By Sgt. Kerensa Hardy
First published in
SFOR Informer#107, February 21, 2001

A group of under privileged local youths were treated to a day filled with fun, games and food by members of the British Army Air Corps.
The United Kingdom Lynx Detachment partnered with the Holy Ground Mission in Ilijas to bring 14 boys for a half-day visit to Camp Butmir. The boys ranged in age from about 6 to 16.
Sgt. Maj. Steve Gerhold, detachment sergeant major, said he heard through his NSE about the Holy Ground Mission in Ilijas, about 10 miles outside Sarajevo. He was told about boys who live near the facility. Although the young men do not live at the mission, they depend on Holy Ground for clothing, shoes and food.
"We though it'd be a good idea if we brought them out here," he said. "It was just a day out for them. They are from a pretty deprived area and we wanted to give them a look at what we do."
They were picked up from the mission and arrived at the British Army Air Corps hangar at the Sarajevo airport around 9 a.m. There, they got a chance to sit in a British aircraft, a Lynx Mark 9. The boys had their pictures taken and were each given an honorary pilot-for-a-day certificate.
While at the hangar, the boys played each other and soldiers in games of pool and Ping-Pong.
After the stay at the hangar, volleyball and basketball awaited the group at the fitness center on Camp Butmir. The boys worked up a healthy appetite and ended their visit by feasting on a huge lunch at the dining facility.
All of the boys, from the youngest to the oldest, seemed to enjoy themselves and said they didn't want the day to end. But, as the saying goes, all good things must come to an end. The boys returned to Ilijas after lunch so they could attend school.
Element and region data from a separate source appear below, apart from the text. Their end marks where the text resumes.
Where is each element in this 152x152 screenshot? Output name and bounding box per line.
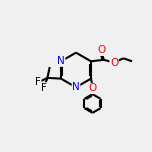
Text: F: F [41, 83, 47, 93]
Text: N: N [57, 56, 65, 66]
Text: O: O [110, 57, 118, 67]
Text: O: O [97, 45, 105, 55]
Text: F: F [35, 77, 41, 87]
Text: N: N [72, 82, 80, 92]
Text: O: O [89, 83, 97, 93]
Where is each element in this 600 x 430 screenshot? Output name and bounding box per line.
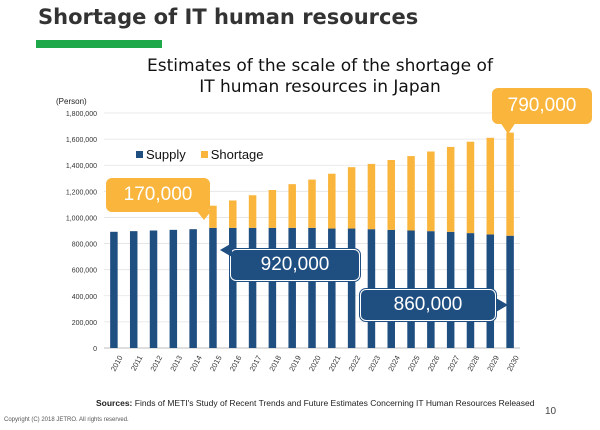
bar-shortage-2029 [486,137,495,235]
source-note: Sources: Finds of METI's Study of Recent… [96,398,534,408]
x-tick-label: 2010 [109,354,125,373]
callout-shortage-2030: 790,000 [492,88,592,124]
x-tick-label: 2020 [307,354,323,373]
x-tick-label: 2017 [248,354,264,373]
bar-shortage-2024 [387,160,395,230]
bar-shortage-2030 [506,132,514,236]
y-tick-label: 1,600,000 [66,137,97,144]
callout-supply-2030: 860,000 [360,289,496,321]
bar-shortage-2022 [347,167,356,229]
legend-item-supply: Supply [136,147,186,162]
legend-label-supply: Supply [146,147,186,162]
x-tick-label: 2022 [347,354,363,373]
chart-title-line-1: Estimates of the scale of the shortage o… [147,56,493,76]
legend-swatch-shortage [200,151,208,158]
x-tick-label: 2011 [129,354,145,372]
y-tick-label: 200,000 [72,320,97,327]
x-tick-label: 2030 [505,354,521,373]
x-tick-label: 2027 [446,354,462,373]
y-tick-label: 0 [93,346,97,353]
source-label: Sources: [96,398,133,408]
page-number: 10 [545,406,557,417]
x-tick-label: 2015 [208,354,224,373]
callout-supply-peak: 920,000 [230,249,360,281]
bar-supply-2011 [129,231,138,348]
y-axis-label: (Person) [56,97,87,106]
x-tick-label: 2024 [386,354,402,373]
bar-shortage-2016 [229,200,237,228]
chart-title-line-2: IT human resources in Japan [199,77,441,97]
bar-shortage-2015 [209,205,217,228]
bar-supply-2018 [268,227,277,348]
y-tick-label: 1,000,000 [66,215,97,222]
callout-shortage-2015-pointer [196,210,212,220]
x-tick-label: 2013 [168,354,184,373]
bar-supply-2016 [229,227,237,348]
y-tick-label: 1,200,000 [66,189,97,196]
callout-supply-2030-pointer [496,298,508,312]
bar-shortage-2017 [248,195,257,228]
x-tick-label: 2016 [228,354,244,373]
x-tick-label: 2014 [188,354,204,373]
bar-shortage-2028 [466,141,475,234]
bar-shortage-2027 [446,146,455,232]
bar-supply-2017 [248,227,257,348]
y-tick-label: 600,000 [72,268,97,275]
bar-supply-2014 [189,229,197,348]
y-tick-label: 1,800,000 [66,111,97,118]
bar-supply-2013 [169,229,178,348]
bar-supply-2030 [506,235,514,348]
bar-shortage-2023 [367,163,376,230]
legend-swatch-supply [136,151,143,158]
x-tick-label: 2018 [267,354,283,373]
bar-supply-2023 [367,229,376,348]
y-tick-label: 800,000 [72,242,97,249]
bar-shortage-2026 [427,151,435,232]
bar-supply-2021 [328,228,336,348]
bar-shortage-2020 [308,179,316,228]
callout-shortage-2030-pointer [500,122,516,134]
bar-shortage-2025 [407,156,415,231]
x-tick-label: 2023 [366,354,382,373]
bar-supply-2010 [110,231,118,348]
bar-supply-2015 [209,227,217,348]
x-tick-label: 2021 [327,354,343,373]
bar-supply-2012 [149,230,158,348]
x-tick-label: 2029 [485,354,501,373]
callout-shortage-2015: 170,000 [106,178,210,212]
x-tick-label: 2025 [406,354,422,373]
legend-label-shortage: Shortage [210,147,264,162]
x-tick-label: 2028 [465,354,481,373]
bar-shortage-2019 [288,184,296,228]
source-text: Finds of METI's Study of Recent Trends a… [134,398,535,408]
bar-supply-2019 [288,227,296,348]
callout-supply-peak-pointer [220,243,232,257]
y-tick-label: 400,000 [72,294,97,301]
copyright: Copyright (C) 2018 JETRO. All rights res… [4,417,129,423]
bar-supply-2020 [308,227,316,348]
x-tick-label: 2019 [287,354,303,373]
bar-shortage-2018 [268,190,277,228]
legend-item-shortage: Shortage [200,147,264,162]
chart-title: Estimates of the scale of the shortage o… [100,56,540,98]
x-tick-label: 2026 [426,354,442,373]
slide-title: Shortage of IT human resources [38,5,419,29]
x-tick-label: 2012 [148,354,164,373]
chart-legend: Supply Shortage [136,147,274,162]
bar-shortage-2021 [328,173,336,229]
bar-supply-2022 [347,228,356,348]
y-tick-label: 1,400,000 [66,163,97,170]
title-underline [36,40,162,48]
bar-supply-2024 [387,229,395,348]
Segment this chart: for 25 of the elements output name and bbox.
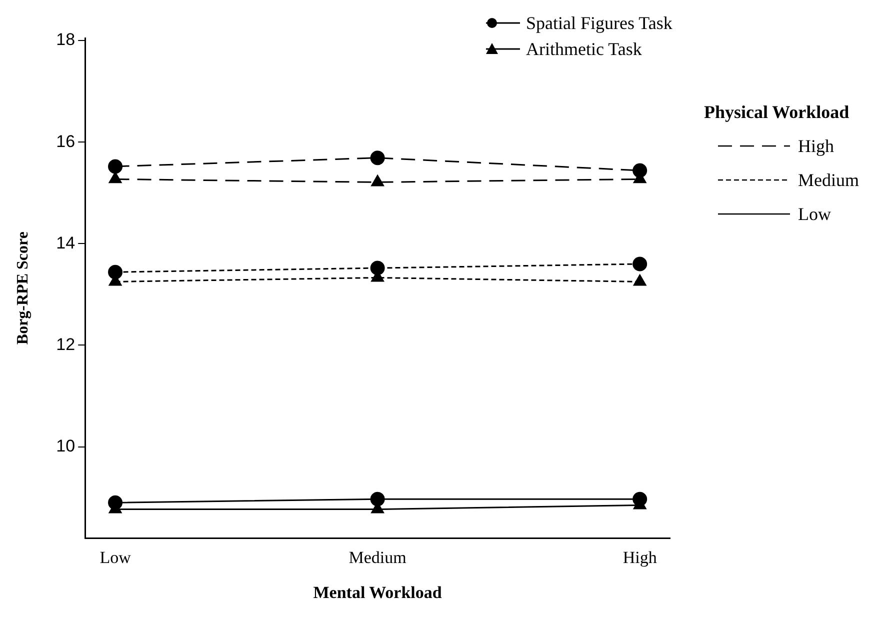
text: Low bbox=[798, 204, 831, 224]
point bbox=[370, 150, 385, 166]
point bbox=[370, 260, 385, 276]
text: Spatial Figures Task bbox=[526, 12, 672, 34]
point bbox=[108, 172, 122, 184]
point bbox=[108, 264, 123, 280]
x-tick-label: Low bbox=[100, 548, 132, 567]
y-tick-label: 10 bbox=[56, 436, 76, 456]
y-tick-label: 16 bbox=[56, 132, 76, 151]
y-tick-label: 18 bbox=[56, 30, 76, 50]
text: High bbox=[798, 136, 834, 156]
y-tick-label: 12 bbox=[56, 334, 76, 354]
point bbox=[633, 274, 646, 286]
text: Medium bbox=[798, 170, 859, 190]
point bbox=[370, 492, 385, 506]
legend-title: Physical Workload bbox=[704, 102, 850, 123]
point bbox=[108, 159, 123, 174]
x-axis-title: Mental Workload bbox=[313, 583, 442, 602]
x-tick-label: Medium bbox=[348, 548, 406, 567]
point bbox=[371, 174, 384, 186]
annotation: Arithmetic Task bbox=[526, 38, 642, 60]
x-tick-label: High bbox=[622, 548, 658, 567]
y-tick-label: 14 bbox=[56, 233, 76, 252]
y-axis-title: Borg-RPE Score bbox=[14, 232, 32, 345]
point bbox=[632, 256, 648, 272]
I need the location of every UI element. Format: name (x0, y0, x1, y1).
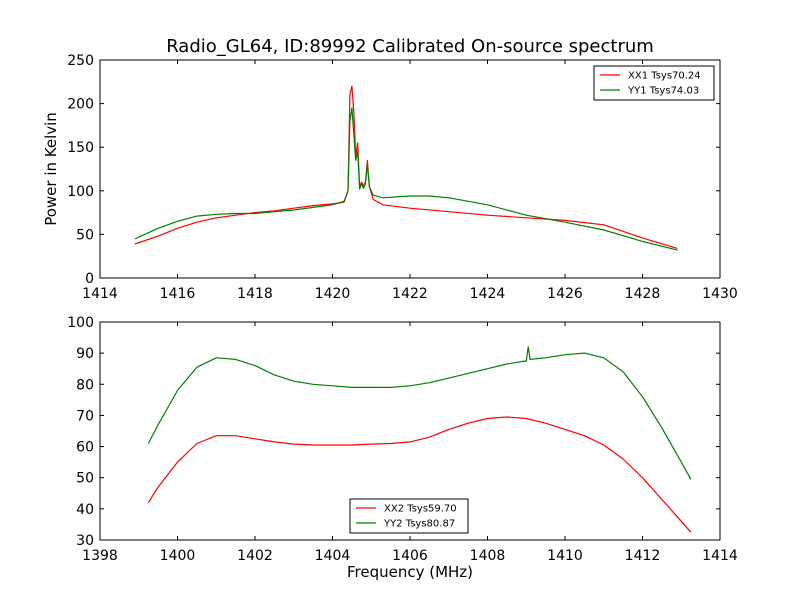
legend-label: XX2 Tsys59.70 (384, 504, 457, 515)
series-line-2 (147, 346, 692, 480)
y-tick-label: 0 (85, 271, 94, 287)
y-axis-label: Power in Kelvin (42, 112, 60, 226)
x-tick-label: 1406 (392, 548, 428, 564)
y-tick-label: 250 (67, 53, 94, 69)
x-tick-label: 1412 (625, 548, 661, 564)
x-tick-label: 1404 (315, 548, 351, 564)
x-tick-label: 1420 (315, 286, 351, 302)
x-tick-label: 1398 (82, 548, 118, 564)
x-tick-label: 1426 (547, 286, 583, 302)
x-tick-label: 1402 (237, 548, 273, 564)
y-tick-label: 70 (76, 408, 94, 424)
legend-box (593, 65, 715, 101)
y-tick-label: 60 (76, 440, 94, 456)
legend-label: YY2 Tsys80.87 (383, 519, 455, 530)
x-tick-label: 1410 (547, 548, 583, 564)
figure-title: Radio_GL64, ID:89992 Calibrated On-sourc… (166, 36, 654, 57)
y-tick-label: 100 (67, 315, 94, 331)
y-tick-label: 50 (76, 471, 94, 487)
x-axis-label: Frequency (MHz) (347, 563, 473, 581)
x-tick-label: 1422 (392, 286, 428, 302)
y-tick-label: 100 (67, 184, 94, 200)
y-tick-label: 40 (76, 502, 94, 518)
x-tick-label: 1416 (160, 286, 196, 302)
y-tick-label: 30 (76, 533, 94, 549)
bottom-spectrum-plot: 1398 1400 1402 1404 1406 1408 1410 1412 1414 30 40… (67, 315, 738, 581)
y-tick-label: 80 (76, 377, 94, 393)
x-tick-label: 1424 (470, 286, 506, 302)
x-tick-label: 1428 (625, 286, 661, 302)
top-spectrum-plot: 1414 1416 1418 1420 1422 1424 1426 1428 1430 0 50 1… (42, 53, 738, 302)
x-tick-label: 1414 (702, 548, 738, 564)
series-line-2 (134, 107, 678, 251)
legend-label: XX1 Tsys70.24 (628, 71, 701, 82)
y-tick-label: 90 (76, 346, 94, 362)
y-tick-label: 50 (76, 227, 94, 243)
x-tick-label: 1418 (237, 286, 273, 302)
x-tick-label: 1400 (160, 548, 196, 564)
y-tick-label: 150 (67, 140, 94, 156)
legend-label: YY1 Tsys74.03 (627, 86, 699, 97)
legend: XX1 Tsys70.24 YY1 Tsys74.03 (593, 65, 715, 101)
series-line-1 (147, 416, 692, 533)
legend: XX2 Tsys59.70 YY2 Tsys80.87 (349, 498, 469, 534)
x-tick-label: 1430 (702, 286, 738, 302)
x-tick-label: 1408 (470, 548, 506, 564)
legend-box (349, 498, 469, 534)
y-tick-label: 200 (67, 97, 94, 113)
x-tick-label: 1414 (82, 286, 118, 302)
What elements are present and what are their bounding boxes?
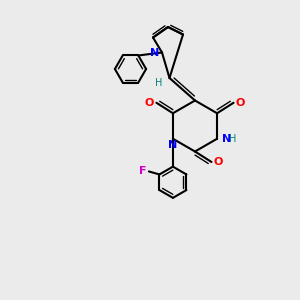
Text: N: N bbox=[223, 134, 232, 144]
Text: F: F bbox=[139, 167, 146, 176]
Text: H: H bbox=[229, 134, 236, 144]
Text: H: H bbox=[154, 77, 162, 88]
Text: O: O bbox=[214, 157, 223, 167]
Text: O: O bbox=[145, 98, 154, 108]
Text: N: N bbox=[168, 140, 178, 150]
Text: N: N bbox=[150, 47, 159, 58]
Text: O: O bbox=[236, 98, 245, 108]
"The boys are full (of joy), and I am full for them," said Samuel Mitchell, a missionary at Holy Ground Mission. "The mission provides a communal spot for them," he said. "It's warm, it's comfortable.
"They have such restricted lives, we're just happy to see them off the street."
Gerhold said he was happy to be able to do this for the boys. He also thanked all of those who made the event possible: the American, British and Norwegian exchanges, the Morale and Welfare Activity (MWA) and the dining facility staff and manager, Glenn Meekings. He also thanked Sgt. Ian Fielding who made all the preparations for the visit, but was unable to attend. Sgt. Pete Law, who recently departed, stepped in to pick up where Fielding left off.
The Holy Ground Mission was founded in 1996 and was initially run out of a partially destroyed building. The facility has since been rebuilt and has a staff of nine and a nurse. It now houses 10 elderly residents in its hospice and is home to two slightly emotionally handicapped young women and a mother of twins.
Approximately 2,000 families depend on the mission for humanitarian aid, said Sanela Milosevic, director. It provides meals for needy families in the area five days a week. The needy are given ration cards and can come to the mission once a month to get food items as they are available. The mission also offers English classes for local children from 2 to 5 p.m. daily.
Lately, there hasn't been much in stock to provide for the needy families. Only those with emergency needs have been able to receive help. And even then, it's a few cans of food - not enough for any substantial amount of time.